Tuesday, June 15, 2021

Yeltsin Wanted to Save Russia Even at Price of Loss of Non-Russian Republics, Zadorozhny Suggests

Paul Goble

            Staunton, June 13 – Thirty years ago this week, residents of the RSFSR elected Boris Yeltsin president of their republic, an action that became possible after they approved the creation of that position at the time of the referendum in which they and Soviet citizens in most other republics declared that they wanted the Soviet Union to be preserved.

            But the creation of a president of a republic and especially of the largest one directly elected by the people and Yeltsin’s commitment to “save Russia” regardless of what it took undermined the Soviet Union because it put the Russian Republic at odds with the center and its directly elected leader against a Soviet president who wasn’t.
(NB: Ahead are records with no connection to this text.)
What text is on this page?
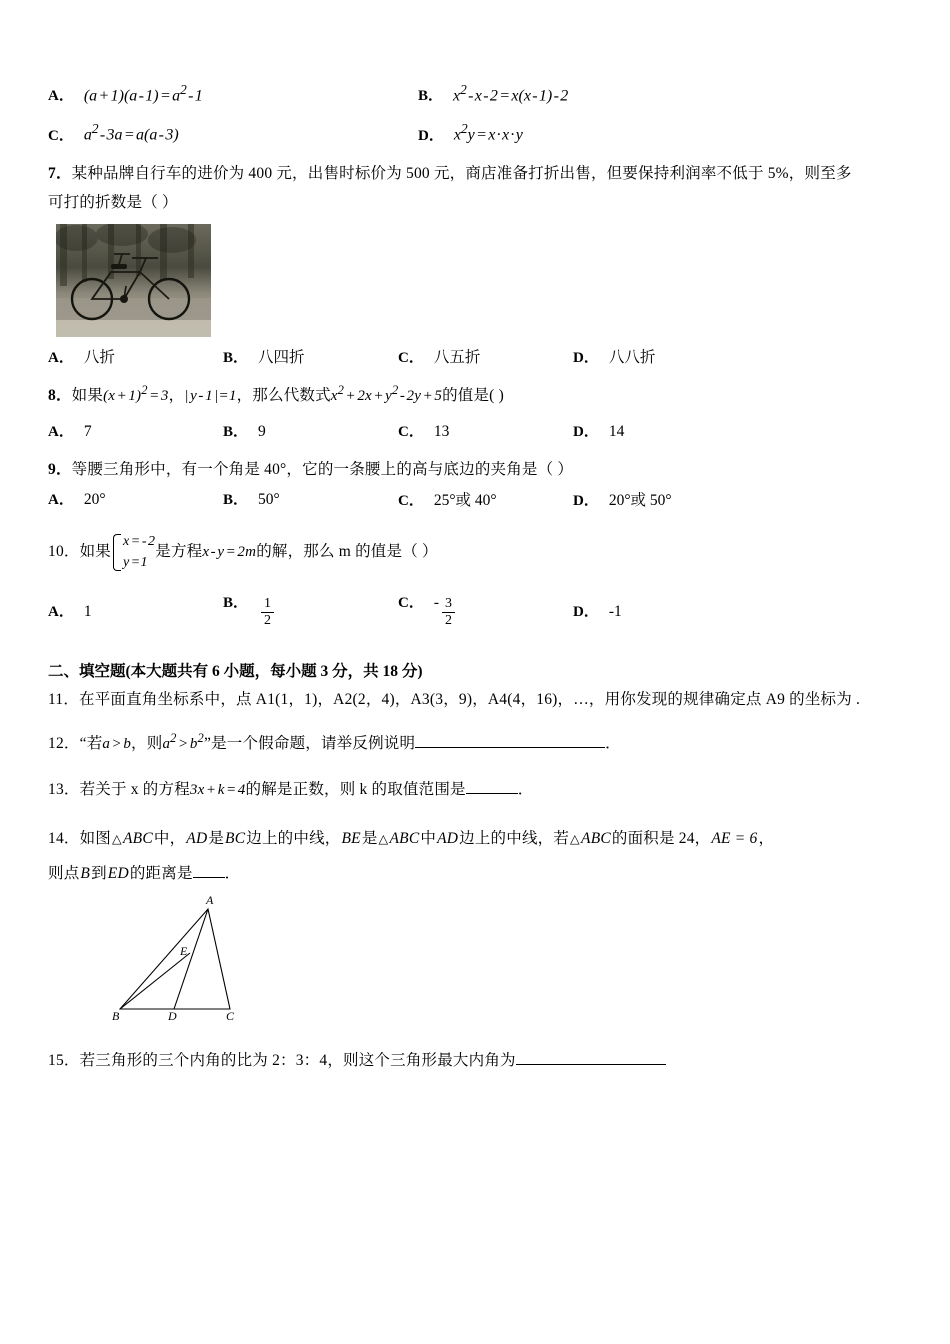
A． (a + 1)(a - 1) = $a^2$ - 1	B． $x^2$ - x - 2 = x(x - 1) - 2
C． $a^2$ - 3a = a(a - 3)	D． $x^2y$ = x · x · y
7．某种品牌自行车的进价为 400 元，出售时标价为 500 元，商店准备打折出售，但要保持利润率不低于 5%，则至多
可打的折数是（ ）
A． 八折	B． 八四折	C． 八五折	D． 八八折
8．如果(x + 1)$^2$ = 3，| y - 1 |=1，那么代数式$x^2$ + 2x + $y^2$ - 2y + 5的值是( )
A． 7	B． 9	C． 13	D． 14
9．等腰三角形中，有一个角是 40°，它的一条腰上的高与底边的夹角是（ ）
A． 20°	B． 50°	C． 25°或 40°	D． 20°或 50°
10．如果
x = - 2
y =1
是方程x - y = 2m的解，那么 m 的值是（ ）
A． 1	B． $\frac{1}{2}$	C． - $\frac{3}{2}$	D． -1
二、填空题(本大题共有 6 小题，每小题 3 分，共 18 分)
11．在平面直角坐标系中，点 A1(1，1)，A2(2，4)，A3(3，9)，A4(4，16)，…，用你发现的规律确定点 A9 的坐标为 .
12．“若a > b，则$a^2$ > $b^2$”是一个假命题，请举反例说明	．
13．若关于 x 的方程3x + k = 4的解是正数，则 k 的取值范围是	．
14．如图 △ ABC中，AD是BC边上的中线，BE是 △ ABC中AD边上的中线，若 △ ABC的面积是 24，AE = 6，
则点B到ED的距离是 ．
A
E
B	D	C
15．若三角形的三个内角的比为 2：3：4，则这个三角形最大内角为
            Yeltsin was “one of the first” to recognize that the economic and political situation in the USSR was not sustainable. At one point, journalist Aleksandr Zadorozhny says, he told his wife that “we must save Russia.” She then asked “Borya, what Russia are you talking about?” And for Yeltsin, it was the RSFSR no longer the USSR (znak.com/2021-06-13/kak_i_zachem_elcin_oboshel_gorbacheva_i_stal_pervym_rossiyskim_prezidentom).

            The RSFSR was not the first republic to declare sovereignty. The Baltic states had that honor, but the Russian Republic was the biggest and its 1990 Supreme Soviet elections were in fact a referendum on the idea giving the ultimate declaration of republic supremacy even greater impact, especially coming as it did in the largest of the republics.
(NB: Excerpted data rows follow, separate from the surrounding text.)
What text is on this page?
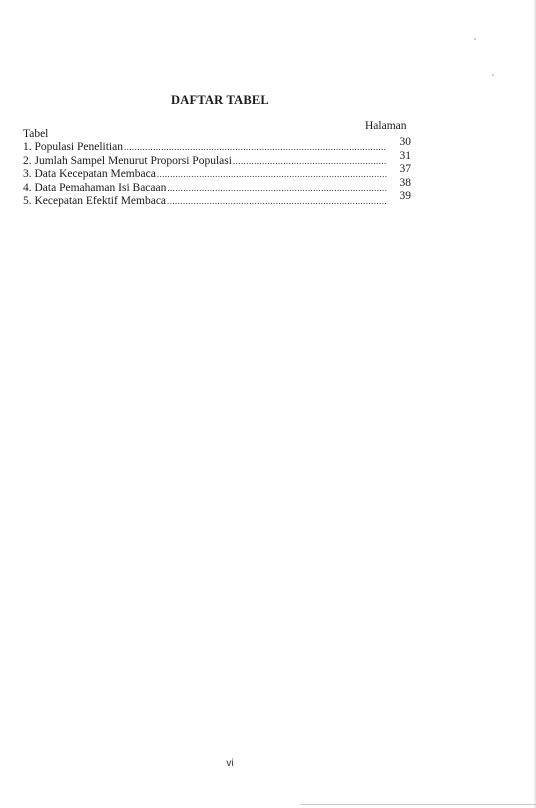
DAFTAR TABEL
Tabel
Halaman
1. Populasi Penelitian .....	30
2. Jumlah Sampel Menurut Proporsi Populasi .....	31
3. Data Kecepatan Membaca .....	37
4. Data Pemahaman Isi Bacaan .....	38
5. Kecepatan Efektif Membaca .....	39
vi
            In 1990, Gorbachev tried to block this declaration by blocking the election of Yeltsin as chairman of the presidium of the RSFSR Supreme Soviet but he behaved in such a clumsy fashion, offending the new deputies by opposing Russian sovereignty, that both Yeltsin and the declaration won out.

            Once Russia had acted, other republics, including Moldova, Ukraine, Uzbekistan, Belarus, Turkmenistan, Armenia, Tajikistan and Kazakhstan followed suit, forcing Gorbachev to make concessions in the form of the 500 Days program and of negotiations for a new union treaty.
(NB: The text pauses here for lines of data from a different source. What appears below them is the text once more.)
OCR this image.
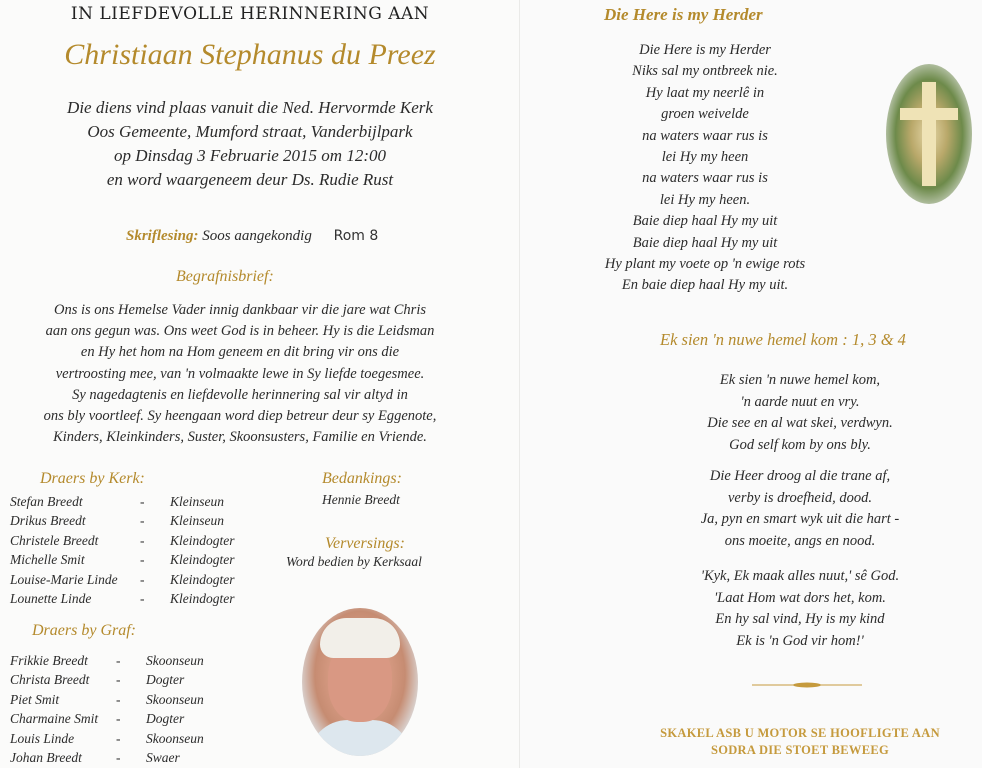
IN LIEFDEVOLLE HERINNERING AAN
Christiaan Stephanus du Preez
Die diens vind plaas vanuit die Ned. Hervormde Kerk
Oos Gemeente, Mumford straat, Vanderbijlpark
op Dinsdag 3 Februarie 2015 om 12:00
en word waargeneem deur Ds. Rudie Rust
Skriflesing: Soos aangekondig Rom 8
Begrafnisbrief:
Ons is ons Hemelse Vader innig dankbaar vir die jare wat Chris
aan ons gegun was. Ons weet God is in beheer. Hy is die Leidsman
en Hy het hom na Hom geneem en dit bring vir ons die
vertroosting mee, van 'n volmaakte lewe in Sy liefde toegesmee.
Sy nagedagtenis en liefdevolle herinnering sal vir altyd in
ons bly voortleef. Sy heengaan word diep betreur deur sy Eggenote,
Kinders, Kleinkinders, Suster, Skoonsusters, Familie en Vriende.
Draers by Kerk:
Stefan Breedt	-	Kleinseun
Drikus Breedt	-	Kleinseun
Christele Breedt	-	Kleindogter
Michelle Smit	-	Kleindogter
Louise-Marie Linde	-	Kleindogter
Lounette Linde	-	Kleindogter
Bedankings:
Hennie Breedt
Verversings:
Word bedien by Kerksaal
Draers by Graf:
Frikkie Breedt	-	Skoonseun
Christa Breedt	-	Dogter
Piet Smit	-	Skoonseun
Charmaine Smit	-	Dogter
Louis Linde	-	Skoonseun
Johan Breedt	-	Swaer
Die Here is my Herder
Die Here is my Herder
Niks sal my ontbreek nie.
Hy laat my neerlê in
groen weivelde
na waters waar rus is
lei Hy my heen
na waters waar rus is
lei Hy my heen.
Baie diep haal Hy my uit
Baie diep haal Hy my uit
Hy plant my voete op 'n ewige rots
En baie diep haal Hy my uit.
Ek sien 'n nuwe hemel kom : 1, 3 & 4
Ek sien 'n nuwe hemel kom,
'n aarde nuut en vry.
Die see en al wat skei, verdwyn.
God self kom by ons bly.
Die Heer droog al die trane af,
verby is droefheid, dood.
Ja, pyn en smart wyk uit die hart -
ons moeite, angs en nood.
'Kyk, Ek maak alles nuut,' sê God.
'Laat Hom wat dors het, kom.
En hy sal vind, Hy is my kind
Ek is 'n God vir hom!'
SKAKEL ASB U MOTOR SE HOOFLIGTE AAN
SODRA DIE STOET BEWEEG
            But Gorbachev backed away from the original principles of the 500 days program, reducing his credibility with those who demanded change, and left himself surrounded with the very people who led the August coup, something Yeltsin opposed from his new position as elected Russian president.

             In short, and despite Zadorozhny’s denials, it was the Russian Federation and its elected leader that set the stage for the disintegration of the USSR, the republic because it was the largest and for the first time set itself at odds with the Soviet center and the second because he was the boldest and sought the popular legitimation through direct election that Gorbachev never had.